Oorspronkelijk en in engere zin een inwoner van de stad Rome (Hand. 2:10; Rom. 1:7). Met de uitbreiding van het rijk kreeg de naam een bredere betekenis. Soms verstond men onder de aanduiding „Romeinen” de staatsautoriteiten van het rijk; met de uitdrukking „de Romeinse procedure” werd gedoeld op de regeringsmethoden van de staat (Joh. 11:48; Hand. 25:16; 28:17). Vaak werden personen eenvoudig „Romeinen” genoemd wanneer zij het Romeinse burgerrecht bezaten, ongeacht hun nationaliteit of geboorteplaats. — Hand. 16:21.
Men kon bijvoorbeeld een Romeins burger worden door — evenals de militaire bevelhebber Claudius Lysias — het burgerrecht te kopen. Men kon echter ook als Romein geboren zijn, d.w.z. van geboorte een Romeins burger zijn. De apostel Paulus was zo iemand, want hoewel hij de joodse nationaliteit bezat en in de Cilicische stad Tarsus — honderden kilometers van Italië vandaan — was geboren, was hij van geboorte een Romein. — Hand. 21:39; 22:3, 25-28; 23:26, 27; zie BURGER, BURGERSCHAP.

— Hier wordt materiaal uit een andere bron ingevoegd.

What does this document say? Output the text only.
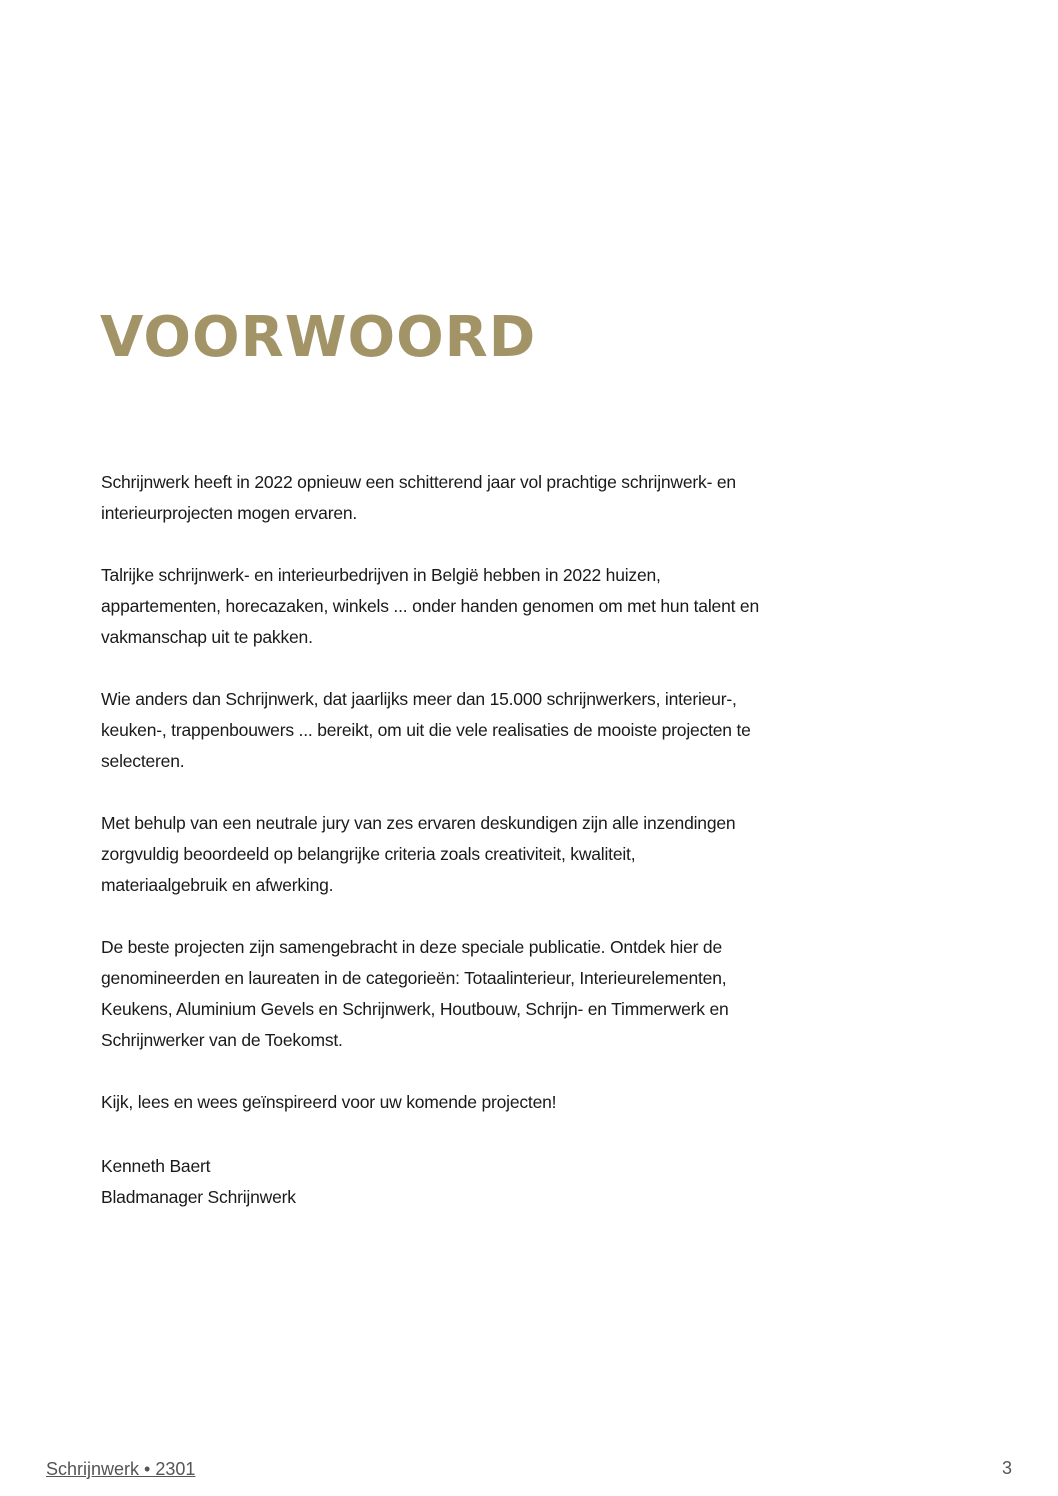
VOORWOORD

Schrijnwerk heeft in 2022 opnieuw een schitterend jaar vol prachtige schrijnwerk- en interieurprojecten mogen ervaren.

Talrijke schrijnwerk- en interieurbedrijven in België hebben in 2022 huizen, appartementen, horecazaken, winkels ... onder handen genomen om met hun talent en vakmanschap uit te pakken.

Wie anders dan Schrijnwerk, dat jaarlijks meer dan 15.000 schrijnwerkers, interieur-, keuken-, trappenbouwers ... bereikt, om uit die vele realisaties de mooiste projecten te selecteren.

Met behulp van een neutrale jury van zes ervaren deskundigen zijn alle inzendingen zorgvuldig beoordeeld op belangrijke criteria zoals creativiteit, kwaliteit, materiaalgebruik en afwerking.

De beste projecten zijn samengebracht in deze speciale publicatie. Ontdek hier de genomineerden en laureaten in de categorieën: Totaalinterieur, Interieurelementen, Keukens, Aluminium Gevels en Schrijnwerk, Houtbouw, Schrijn- en Timmerwerk en Schrijnwerker van de Toekomst.

Kijk, lees en wees geïnspireerd voor uw komende projecten!

Kenneth Baert
Bladmanager Schrijnwerk
Schrijnwerk • 2301	3
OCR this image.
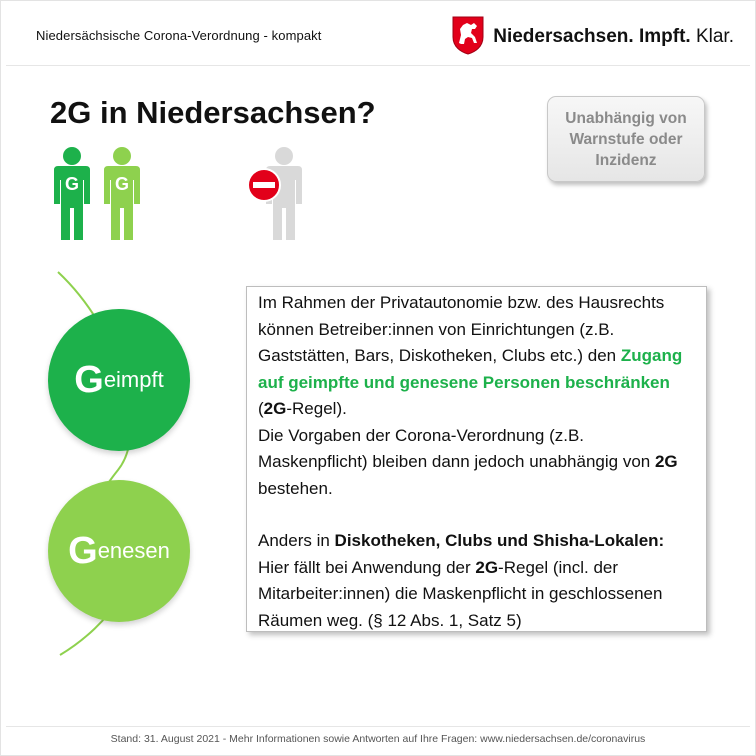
Niedersächsische Corona-Verordnung - kompakt	Niedersachsen. Impft. Klar.
2G in Niedersachsen?	Unabhängig von
Warnstufe oder
Inzidenz
G	G
G eimpft
G enesen

Im Rahmen der Privatautonomie bzw. des Hausrechts können Betreiber:innen von Einrichtungen (z.B. Gaststätten, Bars, Diskotheken, Clubs etc.) den Zugang auf geimpfte und genesene Personen beschränken (2G-Regel).

Die Vorgaben der Corona-Verordnung (z.B. Maskenpflicht) bleiben dann jedoch unabhängig von 2G bestehen.

Anders in Diskotheken, Clubs und Shisha-Lokalen: Hier fällt bei Anwendung der 2G-Regel (incl. der Mitarbeiter:innen) die Maskenpflicht in geschlossenen Räumen weg. (§ 12 Abs. 1, Satz 5)

Stand: 31. August 2021 - Mehr Informationen sowie Antworten auf Ihre Fragen: www.niedersachsen.de/coronavirus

Een Romeins burger bezat vele voorrechten en genoot bijzondere bescherming. Na de verovering van Macedonië in 167 v.G.T. waren Romeinse burgers van bijna alle belastingen vrijgesteld. De bepalingen van de als lex Valeria en lex Porcia bekendstaande Romeinse wetten verboden het slaan, geselen, folteren alsook elke andere onterende bestraffing van Romeinse burgers, en in de tijd van de Republiek werd hun ook het recht verleend om bij een volksgericht, en later rechtstreeks bij de keizer, beroep aan te tekenen tegen de beslissing van een magistraat. Ingeval van bepaalde halsmisdaden kon een burger ook verzoeken naar Rome gezonden te worden om daar voor de keizer zelf terecht te staan (Hand. 25:11, 12). Zoals in verband met Paulus in twee gevallen bleek, was het een zeer ernstige aangelegenheid wanneer iemand de lex Valeria of lex Porcia schond. — Hand. 16:37-40; 22:25-29.